Emine Ayna'nın bunca yapılan saldırı, ölümler katliam ve soykırımları yapanlara karşı dediği en büyük intikamımız onların iktidarını düşürecek Türkiye'yi tekcil yapıdan kurtaracak halkların kardeşliği mücadelesini yükseltmektir. Kürt halkına yapılan saldırıların yüzde biri size yapılsa siz hala böyle düşünebilir ve bu empatiyi kurabilirmiydiniz.
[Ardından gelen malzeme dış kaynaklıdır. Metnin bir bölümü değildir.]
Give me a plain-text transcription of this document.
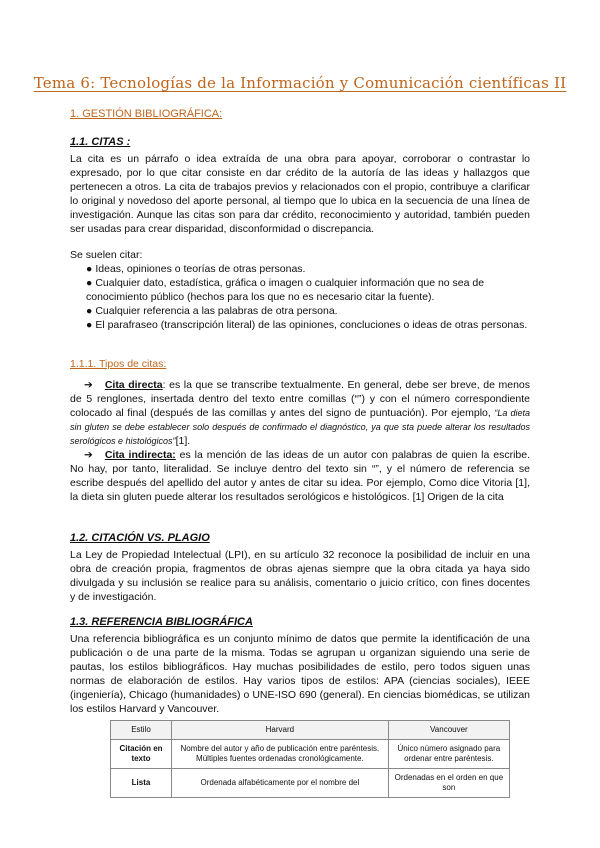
Tema 6: Tecnologías de la Información y Comunicación científicas II
1. GESTIÓN BIBLIOGRÁFICA:
1.1. CITAS :

La cita es un párrafo o idea extraída de una obra para apoyar, corroborar o contrastar lo expresado, por lo que citar consiste en dar crédito de la autoría de las ideas y hallazgos que pertenecen a otros. La cita de trabajos previos y relacionados con el propio, contribuye a clarificar lo original y novedoso del aporte personal, al tiempo que lo ubica en la secuencia de una línea de investigación. Aunque las citas son para dar crédito, reconocimiento y autoridad, también pueden ser usadas para crear disparidad, disconformidad o discrepancia.

Se suelen citar:

● Ideas, opiniones o teorías de otras personas.
● Cualquier dato, estadística, gráfica o imagen o cualquier información que no sea de conocimiento público (hechos para los que no es necesario citar la fuente).
● Cualquier referencia a las palabras de otra persona.
● El parafraseo (transcripción literal) de las opiniones, concluciones o ideas de otras personas.
1.1.1. Tipos de citas:
➔ Cita directa: es la que se transcribe textualmente. En general, debe ser breve, de menos de 5 renglones, insertada dentro del texto entre comillas (“”) y con el número correspondiente colocado al final (después de las comillas y antes del signo de puntuación). Por ejemplo, “La dieta sin gluten se debe establecer solo después de confirmado el diagnóstico, ya que sta puede alterar los resultados serológicos e histológicos”[1].
➔ Cita indirecta: es la mención de las ideas de un autor con palabras de quien la escribe. No hay, por tanto, literalidad. Se incluye dentro del texto sin “”, y el número de referencia se escribe después del apellido del autor y antes de citar su idea. Por ejemplo, Como dice Vitoria [1], la dieta sin gluten puede alterar los resultados serológicos e histológicos. [1] Origen de la cita
1.2. CITACIÓN VS. PLAGIO

La Ley de Propiedad Intelectual (LPI), en su artículo 32 reconoce la posibilidad de incluir en una obra de creación propia, fragmentos de obras ajenas siempre que la obra citada ya haya sido divulgada y su inclusión se realice para su análisis, comentario o juicio crítico, con fines docentes y de investigación.

1.3. REFERENCIA BIBLIOGRÁFICA

Una referencia bibliográfica es un conjunto mínimo de datos que permite la identificación de una publicación o de una parte de la misma. Todas se agrupan u organizan siguiendo una serie de pautas, los estilos bibliográficos. Hay muchas posibilidades de estilo, pero todos siguen unas normas de elaboración de estilos. Hay varios tipos de estilos: APA (ciencias sociales), IEEE (ingeniería), Chicago (humanidades) o UNE-ISO 690 (general). En ciencias biomédicas, se utilizan los estilos Harvard y Vancouver.

Estilo	Harvard	Vancouver
Citación en texto	Nombre del autor y año de publicación entre paréntesis. Múltiples fuentes ordenadas cronológicamente.	Único número asignado para ordenar entre paréntesis.
Lista	Ordenada alfabéticamente por el nombre del	Ordenadas en el orden en que son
Bu halk ve bu anlayış soykırımcı egemenlerimize karşı bizim en büyük şansımız ve boğazları yırtılıncaya kadar kardeşlik çağrısı yapan halk ile belki bu fırsatı kaçırısak bir daha ne zamaan yakalayacağımız belli olmayan bir zaman diliminde karar arifesindeyiz. Haziran'ın sıcağında sandığa giderken bir arada, kardeşçe, birbirimizi sömürmeden eşitçe yaşama ile kangrenleşmiş olan hastalığımız, önyargılarımız karşı karşıya olacaktır. Bu dediklerimi unutmadan hareket etmek gerekir, belki kırk ya da elli yılda gelebilecek bir yüzleşme şansı ile karşı karşıya olduğumuzun bilinci ile hepinizi selamlıyorum. Benim oyum Kardeşlikten, birlikte yaşamaktan ve sömürüsüz bir dünyadan yana olacak yani bir Karadeniz'li Rum olarak oyum HDP'ye olacak.